Two-Time Cancer Survivor, Mom At 14 Now Leads West Carroll Softball
Two-Time Cancer Survivor, Mom At 14 Now Leads West Carroll Softball
Ashley Barlow survived cancer twice, becomes a mom at 14, and now leads the West Carroll softball team.

By Marc Raimondi
Ashley Barlow has experienced more in her 17 years than most people do in a lifetime.
Barlow is a senior leader on the West Carroll (TN) High School softball team. But that just scratches the surface of who she is and what she has been through.
“I guess everything happens for a reason,” she told the Jackson Sun in an interview that published Thursday. “I don't know. It's hard to describe it in one word. It's crazy the way things definitely happen. That's for sure.”
Barlow is a two-time cancer survivor and the mother of a 3-year-old daughter, Madalyn Cook. While her teammates and high school peers are concerned about parties and proms and getting ready for college, Barlow’s primary duty is raising her daughter with her boyfriend, Dakota Cook, 20, and her mother.
“It’s definitely difficult,” Barlow said. “There’s a lot of challenges, and plus I have a part-time job. … She (Madalyn) can be really sweet, but she can be the devil sometimes, too.”
Barlow was first diagnosed with epidermal carcinoma around her ninth birthday. She had two surgeries and beat it, per the Jackson Sun. But then it came back when she was about 13—and spread to her lymph nodes.
“(It was) kind of devastating,” said Brenda Barlow, Ashley’s mother. “I mean, you just don't know what to expect. It kind of flips your whole world upside down.”
After another surgery, which has left a scar on her neck, Ashley beat cancer again. She’s been in remission ever since.
During a checkup a little more than three years ago, doctors found that Barlow, then 13, was pregnant. Ashley told Brenda that she wanted to keep the baby because with her bouts with cancer she wasn’t sure if this would be her only opportunity to bring life into the world.
“She said, ‘Mama, this may be the only chance I ever have to have a baby,’” Brenda said. “She'd already had cancer twice and she's like, 'You don't know how much longer I'll be around and if it'll be back.' And then she said, 'if something happens to me this is God's way of giving you a piece of me.’”
Paul Acuff was hired last year as West Carroll’s softball coach and he has been blown away by Ashley’s story.

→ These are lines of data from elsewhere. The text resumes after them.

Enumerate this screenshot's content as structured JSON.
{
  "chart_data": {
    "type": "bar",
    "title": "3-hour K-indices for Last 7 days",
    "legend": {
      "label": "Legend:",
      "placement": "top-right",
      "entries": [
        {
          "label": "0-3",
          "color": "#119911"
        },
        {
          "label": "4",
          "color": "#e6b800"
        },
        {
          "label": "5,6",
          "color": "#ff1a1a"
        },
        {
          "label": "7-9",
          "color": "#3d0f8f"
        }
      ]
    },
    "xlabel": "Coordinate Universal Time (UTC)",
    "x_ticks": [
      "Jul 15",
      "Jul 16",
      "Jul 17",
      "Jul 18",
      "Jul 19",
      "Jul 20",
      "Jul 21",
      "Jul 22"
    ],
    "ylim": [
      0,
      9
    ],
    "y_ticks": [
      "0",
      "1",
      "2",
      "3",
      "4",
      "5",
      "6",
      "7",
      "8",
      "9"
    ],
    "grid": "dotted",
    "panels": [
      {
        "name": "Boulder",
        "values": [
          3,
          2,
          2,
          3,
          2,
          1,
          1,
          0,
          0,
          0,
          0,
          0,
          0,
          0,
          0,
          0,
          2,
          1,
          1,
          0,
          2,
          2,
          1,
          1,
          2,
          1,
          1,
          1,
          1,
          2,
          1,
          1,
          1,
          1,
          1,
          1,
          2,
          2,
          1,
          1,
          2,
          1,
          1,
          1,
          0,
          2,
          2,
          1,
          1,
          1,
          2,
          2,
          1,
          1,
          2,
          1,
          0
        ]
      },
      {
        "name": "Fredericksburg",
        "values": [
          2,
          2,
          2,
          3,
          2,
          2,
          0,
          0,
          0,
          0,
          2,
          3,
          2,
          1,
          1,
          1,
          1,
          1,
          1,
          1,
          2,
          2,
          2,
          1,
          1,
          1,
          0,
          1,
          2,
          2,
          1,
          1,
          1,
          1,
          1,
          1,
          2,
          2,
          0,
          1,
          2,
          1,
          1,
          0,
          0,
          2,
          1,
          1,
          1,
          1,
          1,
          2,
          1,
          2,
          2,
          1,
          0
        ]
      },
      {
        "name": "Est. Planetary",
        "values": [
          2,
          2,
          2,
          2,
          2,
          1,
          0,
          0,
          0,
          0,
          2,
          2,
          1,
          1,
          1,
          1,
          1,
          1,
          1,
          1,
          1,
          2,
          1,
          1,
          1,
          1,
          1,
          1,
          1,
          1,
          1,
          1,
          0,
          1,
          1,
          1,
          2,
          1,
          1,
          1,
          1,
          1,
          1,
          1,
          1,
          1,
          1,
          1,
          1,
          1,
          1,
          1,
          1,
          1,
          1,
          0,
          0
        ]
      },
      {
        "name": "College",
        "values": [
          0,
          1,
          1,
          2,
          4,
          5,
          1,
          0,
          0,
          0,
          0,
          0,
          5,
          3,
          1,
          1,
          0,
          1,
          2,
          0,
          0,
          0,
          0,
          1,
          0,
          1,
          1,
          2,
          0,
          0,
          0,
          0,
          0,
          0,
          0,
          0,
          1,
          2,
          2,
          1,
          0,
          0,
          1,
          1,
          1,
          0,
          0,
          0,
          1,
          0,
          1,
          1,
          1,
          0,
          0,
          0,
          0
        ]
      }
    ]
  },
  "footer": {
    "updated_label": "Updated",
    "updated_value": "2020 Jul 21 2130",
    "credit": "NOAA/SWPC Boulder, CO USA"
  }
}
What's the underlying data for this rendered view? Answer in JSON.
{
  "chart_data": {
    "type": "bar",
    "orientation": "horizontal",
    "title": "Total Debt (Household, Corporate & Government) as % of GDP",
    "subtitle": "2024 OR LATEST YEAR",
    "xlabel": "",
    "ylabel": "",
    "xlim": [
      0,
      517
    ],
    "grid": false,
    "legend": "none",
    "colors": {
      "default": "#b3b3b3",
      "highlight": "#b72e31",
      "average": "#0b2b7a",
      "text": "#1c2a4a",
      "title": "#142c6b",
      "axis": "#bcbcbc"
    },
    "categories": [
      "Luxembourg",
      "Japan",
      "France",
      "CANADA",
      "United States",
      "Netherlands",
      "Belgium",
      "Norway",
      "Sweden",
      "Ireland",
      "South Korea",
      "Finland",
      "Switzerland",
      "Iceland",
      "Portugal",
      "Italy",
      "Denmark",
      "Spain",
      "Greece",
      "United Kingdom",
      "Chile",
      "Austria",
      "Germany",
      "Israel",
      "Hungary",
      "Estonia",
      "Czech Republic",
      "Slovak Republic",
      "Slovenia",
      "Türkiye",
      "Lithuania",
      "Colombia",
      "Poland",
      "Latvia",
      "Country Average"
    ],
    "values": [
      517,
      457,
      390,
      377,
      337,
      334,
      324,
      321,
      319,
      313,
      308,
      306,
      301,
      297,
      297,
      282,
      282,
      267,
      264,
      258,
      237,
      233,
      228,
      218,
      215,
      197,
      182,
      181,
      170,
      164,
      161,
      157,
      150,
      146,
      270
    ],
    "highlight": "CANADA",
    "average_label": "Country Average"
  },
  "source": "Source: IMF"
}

It has made him look inward, to his own life and children.
“I have two daughters myself, and I can't imagine going through what she's gone through,” Acuff said, fighting back tears. “I've never seen anybody go through so much; just bad, you don't want to say bad luck, bad experiences. She just keeps coming back. Great leader, real good girl. I'm going to miss her next year.”
Ashley says she’d had a “pretty rough life.” But it hasn’t stopped her. She keeps going and embraces the fact that she is the kind of person—strong beyond her years—who can deal with what life has dealt her.
“In a way, there's a lot of people who wouldn't have handled it as well as the way I have, so I'm kind of grateful it happened to me and not them,” Ashley said. “I probably wouldn't be anywhere close to the person I am today if that stuff hadn't happened though. I'm grateful for that.”